[quote Emmelina]I’ve not RTFT, because it’s several pages long and 1am.
But - where did you get the idea they’re sitting naked talking to 5 year olds? Their website shows their school programme is for KS3 upwards and clearly breaks down what is taught when here: schoolofsexed.org/programme[/quote]
@Emmelina
Age appropiate content.
If you were paid to stand on a stage to
• talk for 60 min about sex or
• act out a sex act or
• stripping naked and act for 5 min
would you do this in front of a 5 year old you did not know?
Would you stop and think a 5 year old's educational level of sex acts should be based around you are a child to nobody touches you and you don't them (in a sexual way)?
That other sex issues consent, pleasure, masturbation etc need to be approched very differently when you are talking to a 5 year old rather than a 15 year old?
That unlike a 15 year old telling a 5 year old details of the act of sexual reproduction is unnecessary, rather you will have a sister/brother usually covers how babies are made?
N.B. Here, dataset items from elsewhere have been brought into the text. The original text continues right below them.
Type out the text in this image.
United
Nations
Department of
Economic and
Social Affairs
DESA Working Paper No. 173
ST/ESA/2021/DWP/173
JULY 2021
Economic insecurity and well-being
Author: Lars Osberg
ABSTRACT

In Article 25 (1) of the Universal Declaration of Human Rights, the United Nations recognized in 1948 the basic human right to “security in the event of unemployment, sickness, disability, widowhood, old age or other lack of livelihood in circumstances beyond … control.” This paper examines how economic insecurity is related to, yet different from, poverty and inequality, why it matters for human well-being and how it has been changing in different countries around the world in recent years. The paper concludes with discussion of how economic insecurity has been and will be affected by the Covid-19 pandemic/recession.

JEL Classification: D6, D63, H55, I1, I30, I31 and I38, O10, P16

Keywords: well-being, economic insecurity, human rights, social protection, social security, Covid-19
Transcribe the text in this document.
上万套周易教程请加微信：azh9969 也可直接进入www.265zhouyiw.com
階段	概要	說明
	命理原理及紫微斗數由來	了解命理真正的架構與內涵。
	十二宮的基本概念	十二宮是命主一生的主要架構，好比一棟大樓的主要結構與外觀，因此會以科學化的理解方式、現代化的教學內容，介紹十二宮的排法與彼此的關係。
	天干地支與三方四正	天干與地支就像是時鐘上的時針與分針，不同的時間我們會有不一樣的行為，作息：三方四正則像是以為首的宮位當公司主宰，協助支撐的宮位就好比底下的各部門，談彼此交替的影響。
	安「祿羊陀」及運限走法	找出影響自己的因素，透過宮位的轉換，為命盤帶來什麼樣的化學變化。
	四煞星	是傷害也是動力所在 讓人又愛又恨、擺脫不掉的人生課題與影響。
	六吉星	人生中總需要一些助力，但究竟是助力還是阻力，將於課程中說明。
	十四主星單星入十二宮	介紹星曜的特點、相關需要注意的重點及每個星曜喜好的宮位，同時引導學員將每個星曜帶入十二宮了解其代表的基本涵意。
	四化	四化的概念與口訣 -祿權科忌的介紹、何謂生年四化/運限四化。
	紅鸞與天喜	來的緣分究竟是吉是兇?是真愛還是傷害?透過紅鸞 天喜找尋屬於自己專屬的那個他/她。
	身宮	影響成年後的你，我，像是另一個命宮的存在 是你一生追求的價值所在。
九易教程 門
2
Then let the 5 year old lead the conversation?
That 5 year olds should not be subjected to any sex acts, and that these are covered under no sexual contact?
After working your way down the governments guidence do you still have a 60 min show suitable for a 5 year old to learn about consent?
Its called reputational risk.
Eg. I will be very suprised if the nspcc don't issue a takedown notice of any of their branding.
The staff may be competent, professional, and well trained to deliver training. But this is not guilt by association this is a claim that the team members are active participants within the creation of the show.
When an organisation decides to lend their name and reputation to an event, they carry the consequences if things dont work out the way it was planned. That's why professional oversight is needed.
So were they involved in advertising for actors over twitter?
Note the advert tweet as written breached the legal standards and showed that they were going to be actively discriminating in their recruitment process.
If the organisation you are working with can't get the basics of how to hire right, how much trust do you place on the rest of their process?
If the staff involved in the theatre project did not say that clear different age appropiate modules are needed for a 5 year old and a 15 year old then that's a red flag. If staff failed to bring that to management for review that's a red flag. If the staff did its very relevant to ask how their current management responded.
Particularly as it looks as if all of the old directors in the LTD resigned in 2020 with a 2 month gap for a couple of them.